Początek trasy były niezłe korki i cała masa błota. Dlatego wystartowałem z drugiego sektora, ponieważ prawdopodobnie trasa mniej się blokowała niż wśród uczestników z dalszych sektorów. Marcin miał rację, że opony mam do kitu. Ślizgałem się okropnie i byłem od początku wciąż wyprzedzany. Na podjazdach tylko nadrabiałem. Nie podjechałem tego pierwszego stromego podjazdu 24% głównie przez błoto, ale inni też prowadzili. Tak samo nie zjechałem tego stromego zjazdu -25% co był gdzieś w środku trasy, bo to była błotna zjeżdżalnia. Potem strzał przez kilka głębokich i długich kałuż. Rower w nich tonął do butów. Błota nawłaziło i przerzutki już nie działały. Co zmieniałem biegi to łańcuch się zakleszczał i traciłem przez to czas, nerwy i siły. Więc do połowy wyścigu, około 30km, byłem wyprzedzany notorycznie przez innych uczestników poza podjazdami.
Sytuacja się zmieniła po 30km, gdzie już nikt mi nie uciekał, a ja dalej nadrabiałem na podjazdach. Blokowałem amortyzator, przerzutka cięższa niż Ci co jadą obok i do przodu. Energii starczyło, ponieważ pilnowałem zażywania żelów, magnezu oraz na każdym bufecie naczerpałem pełny bidon napoju izotonicznego. Wypiłem 3 litry, zjadłem 3 żele oraz jedną fiolkę magnezu. A tym bliżej mety, rower coraz gorzej pracował. Nawet na jednym z podjazdów już się całkiem łańcuch zaklinował, więc musiałem zejść z roweru i go odkleszczyć. W tym momencie wróciła trauma ze Zdzieszowic, bo wyobraziłem sobie jak Marcin nadjeżdża bez żadnych awarii, a ja umorusany w błocie stałem i szarpałem się z łańcuchem. Ale za to dałem radę podjechać taki ostry podjazd 19% na takiej dziwnej łące tuż przed końcem. W sumie nachylenie na zjazdach i podjazdach często oscylowało koło 15-20%. Pierwsze skurcze złapały mnie dopiero na 5km przed końcem, ale rozjeździłem je zanim dojechałem do mety. Końcówka trasy była poprowadzona przez łąkę, na której kiedyś jechałem szkolne zawody w ogólniaku. Wpadłem tam w niezły poślizg. Rower zarzuciło z 4 razy zanim udało się utrzymać równowagę. Potem meta i żona Marcina krzyczy do mnie, że wygrała pizzę. Przy mecie czekałem trochę na Marcina, ale go nie było, a mi zimno się zrobiło, więc poszedłem do auta.

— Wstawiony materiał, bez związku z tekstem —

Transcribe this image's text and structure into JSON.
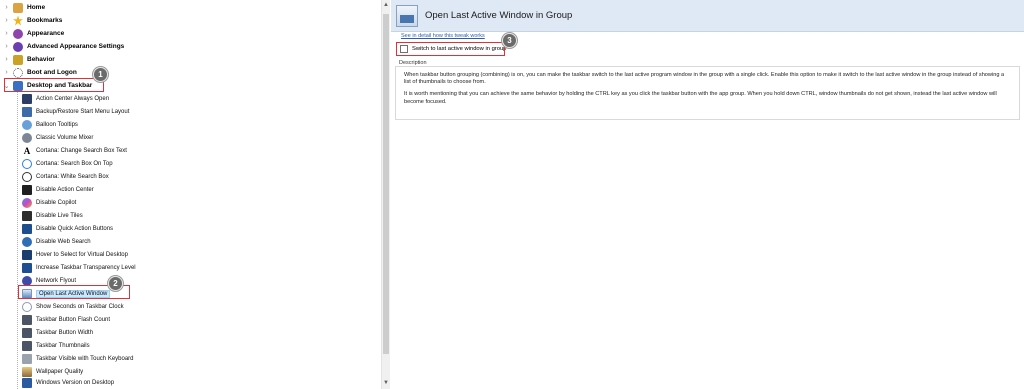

Podsumowując to była istna mordęga. I nie chodzi o brak formy, bo czuję, że dziś noga podawała. Ale z rytmu mnie wybijało błoto i nierówności nawierzchni, do tego stopnia, że wciąż jechałem wściekły. Ale potem otrzymałem sms, że byłem wstępnie 115 OPEN i od razu poczułem, że wynik dobry.
Jak już się przebrałem poszedłem coś zjeść i wtedy dopiero nadjechał Marcin. To było ponad pół godziny po mnie. Nie widziałem go jeszcze w tak kiepskim stanie. Ledwo się kupy trzymał. Brzuch go bolał mocno przez jakieś problemy trawienne z dnia poprzedniego. Szkoda, że nie złapał rytmu jak w Zdzieszowicach, ale co maraton to inna historia.
Profil robi wrażenie. Obsmarujcie go w wyobraźni błotem i poczujcie grozę. Pamiętam też z trasy, że zjeżdżaliśmy spory kawał strumieniem. To był trudny technicznie kawałek. Wpadłem też w takie błoto, że rower został, a ja poleciałem. Na niektórych podjazdach koło kręciło się dwa razy szybciej niż jechałem, bo się ślizgało. W innych miejscach tak zasysało, że ciężko je było odkleić od podłoża. Więc generalnie jestem bardzo zadowolony, że w takich warunkach zachowałem siły do samego końca.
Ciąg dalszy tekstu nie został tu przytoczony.